By Robert Schlesinger
My brother Stephen — the smartest Clinton partisan that I know personally — has a good piece over on HuffPo that gives a fine historical perspective on the superdelegate question, and whether the leader in pledged delegates should as a matter of course become the party nominee. The problem all Clintonites face, however, is how to get there from here.
Stephen writes:
In 1912, the Democratic Speaker of the House of Representatives, Champ Clark, went to the Baltimore convention with the largest number of delegates, around 440, Woodrow Wilson was second with 324, trailed by a few others — with two thirds of the convention vote required for nomination. Champ Clark was not then allowed to proclaim himself victorious simply because he led the pack. Rather the proceedings went through almost 50 ballots over a week’s period that, after much maneuvering, resulted in Wilson accumulating enough delegates to secure the nomination.
In 1932, Franklin Roosevelt arrived at the Democratic Convention this time with the most delegates — having won them through some primaries and some Democratic state organizations — but still short of the requisite two-thirds majority. Despite this lead, the party did not hand him the nomination. He had to proceed through four ballots to achieve it.
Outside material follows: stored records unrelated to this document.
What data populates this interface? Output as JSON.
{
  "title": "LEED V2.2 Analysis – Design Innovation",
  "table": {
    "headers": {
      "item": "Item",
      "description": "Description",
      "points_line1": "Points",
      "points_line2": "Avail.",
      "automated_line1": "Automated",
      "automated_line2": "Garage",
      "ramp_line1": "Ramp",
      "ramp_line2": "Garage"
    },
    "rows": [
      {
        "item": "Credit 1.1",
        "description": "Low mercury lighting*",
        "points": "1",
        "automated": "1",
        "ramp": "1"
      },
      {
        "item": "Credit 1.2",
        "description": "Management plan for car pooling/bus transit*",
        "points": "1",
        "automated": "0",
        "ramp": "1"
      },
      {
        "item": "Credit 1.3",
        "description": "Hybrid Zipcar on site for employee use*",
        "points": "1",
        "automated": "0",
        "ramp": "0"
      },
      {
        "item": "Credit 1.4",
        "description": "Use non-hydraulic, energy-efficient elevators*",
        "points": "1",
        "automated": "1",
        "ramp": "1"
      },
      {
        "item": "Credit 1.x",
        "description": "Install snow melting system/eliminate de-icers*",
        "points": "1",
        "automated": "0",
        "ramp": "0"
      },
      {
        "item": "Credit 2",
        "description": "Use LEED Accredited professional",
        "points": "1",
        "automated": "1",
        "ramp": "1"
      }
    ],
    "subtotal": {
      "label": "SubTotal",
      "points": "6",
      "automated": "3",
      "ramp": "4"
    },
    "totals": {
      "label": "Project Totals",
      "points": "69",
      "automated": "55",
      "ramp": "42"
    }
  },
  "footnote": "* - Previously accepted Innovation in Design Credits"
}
Finally in the 1952 Democratic race, Senator Estes Kefauver went through the primary process, beat President Truman in New Hampshire, won Wisconsin, Nebraska, Illinois, New Jersey, Massachusetts and Maryland and entered the Chicago convention with a lead of 257 votes, with four other contenders trailing behind, including Adlai Stevenson. On the first actual ballot, Kefauver held the lead but by now Stevenson had crept up to second place. Then ultimately Stevenson grabbed the designation from Kefauver on the third ballot — all of this, despite his failure to contest a single primary, with no accumulated Democratic votes compared to those of Kefauver’s, and in spite of his late entry into the race. But the party thought he would be the better nominee.
Stephen goes on to argue that this history bolsters the Clinton contention that a pledged-delegate plurality is less important than the will of the party. Where Wilson, FDR and Stevenson had to convince smoke-filled, back-room elites, Clinton or Obama will have to reckon with the TV-lights which the elected elites (ie superdelegates) have focused on them.
Which brings me back to the question of how to get there from here. The math doesn’t add up. And that’s fine. It doesn’t have to. But … Obama still has — to use a football analogy — the ball, the lead and all of his timeouts with time running down. Hillary cannot win without him turning the ball over. Put it another way: The superdelegates are (notwithstanding that they’re Democrats) smart enough that they’re not going to cast aside delegate-leader Obama simply on the basis of any Clintonite argument. As Mrs. Clinton might observe, words here are cheap — it’s deeds that matter. And unless the very junior senator from Illinois affirmatively does something to signal a complete electoral collapse — say, wearing an al Qaeda flag pin at his next rally — he remains hard to beat: Are Democratic party leaders really prepared to tell the inspired Obama-ites (and especially the black voters so crucial to party success) that they weren’t bright enough to choose a nominee themselves.
No — the only way they decide to pull the quarterberack is he starts tossing interceptions. It could still happen, but time is running out.
1 Comment
August 25, 2008 at 6:25 am
This is another article build on a basic truth that Obama won delegates, but reality is that 3/4 delegates he won was in caucuses and you can argue against that system? Obama won on a different plattform than what he came out with. Politically there is very little left of the 3 pillars of the Obama campaign: Hope, Bridging the divide and Change. Clinton did not hurt the same way. She tied Obama, but kept her message. Clinton did not run negative (other than the 3 Am-ad which again is on message of experience), she won 9 of 14 primaries and in the end got more popular votes. Dems have more than enough reasons to vote for Clinton, but most important she represent them better.